Meticulously reconstituting, that is to say also legendary, the conditions and adventures of filming of the first feature film of the critic of the cinema notebooks, New wave Figure with actors who look enough at the multiple protagonists of this story to imitate their presence, without it being possible to take them for the real ones – and especially not looking for this illusion.
Likewise, the film has the happy approach to make a lot of fun with its main character, its pontifying tone, its abuse of quotes, its uncertainties raised to the rank of revolutionary theory.
It is to better love and Jean-Luc Godard and what he did-that they did, him but also Belmondo and Jean Seberg, the head operator Raoul Coutard and the producer Georges de Beauregard, Pierre Rissient and Jean-Pierre Melville, Truffaut, Rivette and Chabrol in accomplices of the beginnings of their critical colleague becoming immense filmmaker, back and mad.
In black and white which never imitates the plans ofHAS breathirreverent humor and historical precision nourish the evocation of a turning point in the history of global culture (but yes but yes) by avoiding any pump and all emphasis about the one who was the incarnation. And it’s extraordinarily joyful.
Another thing with Mirrors n ° 3the new film by Christian Petzold, presented by the fortnight of filmmakers. Nineteenth feature film by this experienced director, he continues rigorously in the vein of the two previous very nice successes of the German director, Ondine
And The red sky.
The scenarios are nothing in common – here what is played out between a student Berlin in music, victim of a road accident, and the family in the countryside which they were welcomed without them and they know each other before.
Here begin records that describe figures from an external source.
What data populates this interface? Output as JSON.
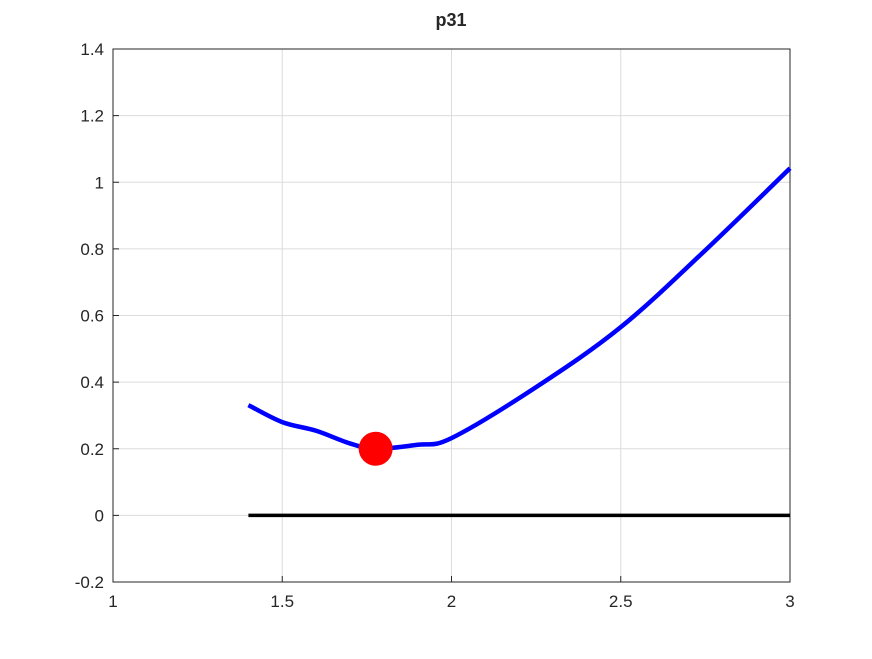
{
  "chart_data": {
    "type": "line",
    "title": "p31",
    "xlabel": "",
    "ylabel": "",
    "xlim": [
      1,
      3
    ],
    "ylim": [
      -0.2,
      1.4
    ],
    "xticks": [
      "1",
      "1.5",
      "2",
      "2.5",
      "3"
    ],
    "yticks": [
      "-0.2",
      "0",
      "0.2",
      "0.4",
      "0.6",
      "0.8",
      "1",
      "1.2",
      "1.4"
    ],
    "grid": true,
    "series": [
      {
        "color": "#0000ff",
        "x": [
          1.4,
          1.5,
          1.6,
          1.7,
          1.776,
          1.9,
          2.0,
          2.25,
          2.5,
          2.75,
          3.0
        ],
        "y": [
          0.331,
          0.28,
          0.254,
          0.216,
          0.2,
          0.212,
          0.232,
          0.385,
          0.565,
          0.796,
          1.042
        ]
      },
      {
        "color": "#000000",
        "x": [
          1.4,
          3.0
        ],
        "y": [
          0,
          0
        ]
      }
    ],
    "markers": [
      {
        "x": 1.776,
        "y": 0.2,
        "color": "#ff0000"
      }
    ]
  }
}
It is the finesse and precision of emotions, the vibration of plans and beings that are in unison.

Modest fable on hospitality and ways that different people may need each other, even without knowing the motivations of each and everyone, Mirrors n ° 3as delicate and rich in echo as the piece of Ravel from which he borrows his title, is embodied with a grace on a flower of skin, in particular by the two actresses who work for so long with Petzold, Paula Beer and Barbara Auer.
As for the third film as director of Hafsia Herzi, The little last (Official competition), he touches by a kind of frontal component in the way of telling the journey of his heroine, a young Arab and Muslim woman living in the Paris region, discovering and exploring her lesbianism.
It is beautiful that the film is neither a file or a pamphlet, which he accompanies without discussing, with a somewhat worried affection, this character at the same time full of energy, and on the occasion of rage as much as passion, and yet uncertain of himself.

Fatima (Nadia Melliti, impressive presence that is both fragile and vigorous) will make a way, hers, in part suffered, as a party chosen, partly granted to the world in which she lives and partly out of rupture.
She is neither right nor wrong, she has an existence to invent. When she juggles alone with a football ball at the end, nobody, and Hafsia Herzi no more than another, knows if she did well or not, and what will result. But it existed, oh yes! And always has life in front of her.